In fact, the team found that these women specifically had higher concentrations of high-density lipoprotein (HDL) particles– which remove cholesterol and fats from cells before transporting them to the liver for re-utilization or excretion.
During pregnancy, women’s metabolism undergoes many changes to ensure the growth of their babies.
But, aberrations in metabolism during pregnancy were already discovered among women who developed gestational diabetes.
And being that gestational diabetes is a key risk factor for type 2 diabetes, the research team was eager to determine whether it was possible to figure out what women are at an increased risk of type 2 diabetes using their metabolism amid pregnancy.
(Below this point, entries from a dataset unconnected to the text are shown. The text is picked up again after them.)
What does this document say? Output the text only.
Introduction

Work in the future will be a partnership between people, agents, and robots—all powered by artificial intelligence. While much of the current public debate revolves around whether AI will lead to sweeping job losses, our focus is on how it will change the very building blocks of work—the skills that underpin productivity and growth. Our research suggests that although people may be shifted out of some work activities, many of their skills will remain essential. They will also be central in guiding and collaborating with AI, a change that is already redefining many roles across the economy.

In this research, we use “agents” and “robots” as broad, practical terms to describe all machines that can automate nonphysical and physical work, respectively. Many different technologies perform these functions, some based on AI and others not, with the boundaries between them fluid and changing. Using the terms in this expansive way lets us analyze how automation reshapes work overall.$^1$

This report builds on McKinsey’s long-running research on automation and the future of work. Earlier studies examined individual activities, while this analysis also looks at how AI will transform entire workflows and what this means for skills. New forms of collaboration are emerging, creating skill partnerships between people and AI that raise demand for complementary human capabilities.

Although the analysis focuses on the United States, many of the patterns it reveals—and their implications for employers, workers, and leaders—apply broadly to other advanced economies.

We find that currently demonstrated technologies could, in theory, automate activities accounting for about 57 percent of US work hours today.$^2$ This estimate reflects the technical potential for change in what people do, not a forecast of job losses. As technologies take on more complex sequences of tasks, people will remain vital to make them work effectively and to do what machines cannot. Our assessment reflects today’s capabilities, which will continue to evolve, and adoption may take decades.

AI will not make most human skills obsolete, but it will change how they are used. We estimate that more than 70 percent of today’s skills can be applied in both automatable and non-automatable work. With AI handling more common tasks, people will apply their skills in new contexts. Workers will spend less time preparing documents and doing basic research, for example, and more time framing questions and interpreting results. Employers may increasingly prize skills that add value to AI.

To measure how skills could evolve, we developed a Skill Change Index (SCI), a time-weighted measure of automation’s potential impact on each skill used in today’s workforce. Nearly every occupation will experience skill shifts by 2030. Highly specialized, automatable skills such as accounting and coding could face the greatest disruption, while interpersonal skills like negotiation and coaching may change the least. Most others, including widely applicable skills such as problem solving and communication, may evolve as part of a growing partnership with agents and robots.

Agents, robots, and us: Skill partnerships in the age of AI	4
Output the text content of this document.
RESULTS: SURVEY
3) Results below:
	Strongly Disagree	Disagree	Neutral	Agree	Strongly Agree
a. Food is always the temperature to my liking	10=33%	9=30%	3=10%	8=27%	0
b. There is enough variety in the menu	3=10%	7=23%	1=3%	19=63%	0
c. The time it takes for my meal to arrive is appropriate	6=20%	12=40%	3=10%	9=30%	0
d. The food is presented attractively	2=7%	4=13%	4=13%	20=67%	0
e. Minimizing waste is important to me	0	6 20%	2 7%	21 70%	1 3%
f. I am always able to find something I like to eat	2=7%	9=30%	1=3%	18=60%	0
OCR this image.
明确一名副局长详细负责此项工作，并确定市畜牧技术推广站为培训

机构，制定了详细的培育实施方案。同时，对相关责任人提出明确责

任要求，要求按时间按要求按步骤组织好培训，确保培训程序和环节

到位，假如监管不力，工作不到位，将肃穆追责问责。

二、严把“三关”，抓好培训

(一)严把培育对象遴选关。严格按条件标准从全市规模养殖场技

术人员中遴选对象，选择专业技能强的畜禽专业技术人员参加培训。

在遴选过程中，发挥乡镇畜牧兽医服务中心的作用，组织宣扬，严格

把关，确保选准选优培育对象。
So, the researchers conducted a mother-child study at Turku University Hospital and the University of Turku in Finland.
They collected blood samples from the mothers during both early and late pregnancy to analyze their metabolic profiles.
The team was able to measure the mothers’ serum metabolic profiles using a technique that recognizes over 200 metabolites as well as their ratios.
Afterward, the researchers also evaluated each mother’s postpartum insulin resistance and fasting blood glucose using traditional laboratory tests.